In an emailed response to comments like these, Roach wrote, “Basically a student is responsible to evaluate what a teacher tells them and to follow it only if it helps other people and does not hurt them.”
During last month’s seminar, Roach did not mention McNally or Thorson, though he acknowledged recent events at Diamond Mountain that had caused suffering. Other students said he had encouraged them to reflect on what might have caused such “bad karma” to infiltrate the retreat.
One morning after meditation, Roach sought me out amidst commotion in the room. He had opted for loose-fitting maroon pants and a dark grey T-shirt, and seemed more approachable without his robes on. But when I asked if we could speak, he frowned and looked away distractedly. He didn’t think he could find the time, he said. “I just ask that you please focus on how hard the retreatants are working, not just on the one or two people that screwed up.”
But who really screwed up?
Some say McNally should take responsibility for the actions that led to her expulsion, and for the seemingly irrational decisions she made afterward.
“Her letter was a totally new fabrication of her teaching back in February,” Brannan told me in an email. “It demonstrates either an incredible act of purposeful evasion or self-deception.”
Others, like Thomason, who claimed her own ability to make judgments was impaired during the time she spent at Diamond Mountain, see McNally as a victim of brainwashing by Roach.
“It had to do with our mindset and the way we were taught to think, which is exactly how Christie had been taught to think,” Thomason said. “She had been fed information about how special she was since Geshe Michael first met her. She wore all this angel garb. She was a goddess and could do no wrong.”
Roach denies accusations that he leads a cult.
“I think of a cult as brainwashing followers in some kind of weird philosophy,” he wrote in an email. “In the case of almost every course I have ever taught at Diamond Mountain or elsewhere throughout the world during the last 20 years, I have only used direct translations of the ancient scriptures of Buddhist tradition. None of what I have ever taught is my own idea; all of it is backed up by the ancient classics, word for word.”
But ex-devotees and skeptics of Roach claim he has tweaked ancient teachings to fit his philosophy.
Thomason pointed to a temple at Diamond Mountain devoted to Kali, a traditional Hindu goddess, that housed crossbows, rifles, chainsaws, an AK-47, and a samurai sword.
“They were trying to manipulate Kali to represent some Tibetan deity, but it just didn’t make sense,” Thomason said. During an initiation ceremony conducted by McNally in 2009, Thomason said, she and other students were asked to draw blood from their fingertips as a sacrifice to Kali.
When I asked Roach if he approved of McNally’s ceremony, his response was vague.
“We had over 130 students graduate from our seven-year course in advanced Buddhism. Many of these students have granted their own initiations, in keeping with a tradition of over 1,000 years. I rarely have time to attend these,” he wrote, adding that he wasn’t present at McNally’s ceremony.
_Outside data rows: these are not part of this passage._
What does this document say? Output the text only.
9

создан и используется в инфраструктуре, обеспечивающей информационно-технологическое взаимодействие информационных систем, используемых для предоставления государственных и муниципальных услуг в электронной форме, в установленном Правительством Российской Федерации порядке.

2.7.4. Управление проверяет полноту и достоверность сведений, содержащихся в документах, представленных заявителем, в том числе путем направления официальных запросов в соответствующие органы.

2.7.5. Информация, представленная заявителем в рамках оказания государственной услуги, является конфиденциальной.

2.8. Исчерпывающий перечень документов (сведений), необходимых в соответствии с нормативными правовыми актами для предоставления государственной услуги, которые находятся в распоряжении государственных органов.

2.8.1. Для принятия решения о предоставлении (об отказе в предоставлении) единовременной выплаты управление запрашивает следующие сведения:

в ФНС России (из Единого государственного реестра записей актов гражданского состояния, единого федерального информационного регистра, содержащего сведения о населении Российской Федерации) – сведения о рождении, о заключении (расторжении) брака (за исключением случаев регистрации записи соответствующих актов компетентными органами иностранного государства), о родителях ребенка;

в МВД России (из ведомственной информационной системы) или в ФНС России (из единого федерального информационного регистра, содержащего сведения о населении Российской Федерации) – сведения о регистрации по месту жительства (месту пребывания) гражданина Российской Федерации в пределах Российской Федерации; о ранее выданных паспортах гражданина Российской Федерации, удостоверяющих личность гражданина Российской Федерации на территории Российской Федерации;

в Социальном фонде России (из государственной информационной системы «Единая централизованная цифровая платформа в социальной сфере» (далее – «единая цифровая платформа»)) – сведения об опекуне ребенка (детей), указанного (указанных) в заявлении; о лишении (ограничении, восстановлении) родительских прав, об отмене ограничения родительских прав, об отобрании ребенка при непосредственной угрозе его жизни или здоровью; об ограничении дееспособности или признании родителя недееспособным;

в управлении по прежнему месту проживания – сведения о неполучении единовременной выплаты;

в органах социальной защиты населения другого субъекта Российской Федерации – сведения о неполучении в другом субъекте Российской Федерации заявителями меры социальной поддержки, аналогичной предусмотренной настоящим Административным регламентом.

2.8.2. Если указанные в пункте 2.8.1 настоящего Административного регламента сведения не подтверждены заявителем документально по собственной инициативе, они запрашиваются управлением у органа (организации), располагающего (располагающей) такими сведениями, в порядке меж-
Thurman argued that Roach’s teachings from the text are difficult to verify because Roach himself operates in a self-justifying universe.
“Most of his followers have only studied with him and learned from his translations,” Thurman said.
Other ex-devotees, such as Sid Johnson, say the student’s blind faith in the teacher breeds cognitive dissonance, particularly if that teacher has a distorted understanding of the role his own desires and attachments play in his interpretation of traditional doctrine.
“How can a student determine the truth in any situation when the teacher doesn’t have a grip on reality?”